Penyidik Tindak Pidana Khusus Kejati Papua, saat memberikan keterangan pers di Kantor Kejati Papua, Selasa (16/12) (foto:Elfira/Cepos)
JAYAPURA – Sepanjang tahun 2025, Bidang Pidana Khusus Kejaksaan Tinggi Papua, melaksanakan penyelamatan keuangan negara berupa tindakan penyitaan uang tunai sebesar Rp47,4 miliar, dan berhasil menyita aset senilai Rp114,6 miliar. Angka ini lebih tinggi dari laporan tahun 2024 dengan nominal Rp12,6 miliar.
“Penyelamatan keuangan negara tahap penyidikan dari penanganan perkara sejak Januari hingga Desember tahun 2025 sebesar Rp47,4 miliar dan telah berhasil menyita aset senilai Rp114,6 miliar,” kata Asisten Pidana Khusus Kejati Papua, Nixon Nikolaus Nilla Mahuse.
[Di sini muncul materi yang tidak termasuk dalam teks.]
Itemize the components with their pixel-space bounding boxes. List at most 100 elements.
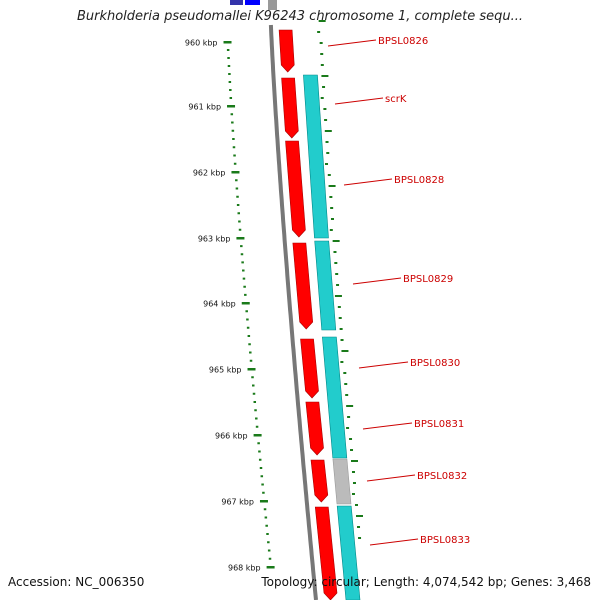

Ia menjelaskan, Rp47,6 miliar uang yang disita tersebut bersumber dari beberapa kasus yang ditangani oleh Kejaksaan Tinggi Papua.
Sebagaimana Bidang Pidana Khusus telah menerima laporan pengaduan dugaan tindak pidana korupsi sejumlah 27 laporan yang bersumber dari masyarakat, LSM, PPATK dan dari Kejaksaan Agung.
“Dari 27 laporan ini sudah ditindaklanjuti, di antaranya dengan melakukan penyelidikan dan sebagian diserahkan ke Kejaksaan Negeri di wilayah hukum Kejaksaan Tinggi Papua,” kata Mahuse, dalam keterangan persnya kepada wartawan, di Kantor Kejati Papua, Selasa (16/12).
Adapun Penyelidikan Bidang Pidana Khusus telah melaksanakan penanganan perkara tahap penyelidikan sejumlah 12 kasus dan telah menyelesaikan sejumlah 4 kasus. Juga telah melaksanakan penanganan perkara tahap penyidikan sejumlah 13 perkara dan telah menyelesaikan atau melimpahkan ke pengadilan sejumlah 9 perkara.
Di antaranya, penanganan perkara PON Papua dengan kerugian negara Rp204,3 miliar. Perkara Bank Papua dengan kerugian negara Rp120,6 miliar. Perkara Lembaga Penjamin Mutu Pendidikan, dengan kerugian negara Rp8,7 miliar.
Dinas Pekerjaan Umum dan Penataan Ruang (PUPR) bersama seksi infrastruktur melakukan peninjauan pembangunan akses jalan,…
Selain itu, Apolo juga mengajak masyarakat untuk ikut mengambil bagian dan turut serta dalam pembangunan…
‘’Sebuah prestasi tidak dihasilkan secara instan tapi lewat kerja keras, berjenjang dan penuh disiplin. FLS3N…
Kejadian berlangsung di Cafe, Resto, Bar and Live Music Panhead, Palembang, sekitar pukul 02.40 WIB.…
Presiden Republik Indonesia, Prabowo Subianto, meresmikan operasional 1.061 Koperasi Desa/Kelurahan Merah Putih secara serentak di…
Panglima Kodam XVII/Cenderawasih, Mayjen TNI Febriel Buyung Sikumbang mengatakan pembangunan koperasi tidak hanya difokuskan pada…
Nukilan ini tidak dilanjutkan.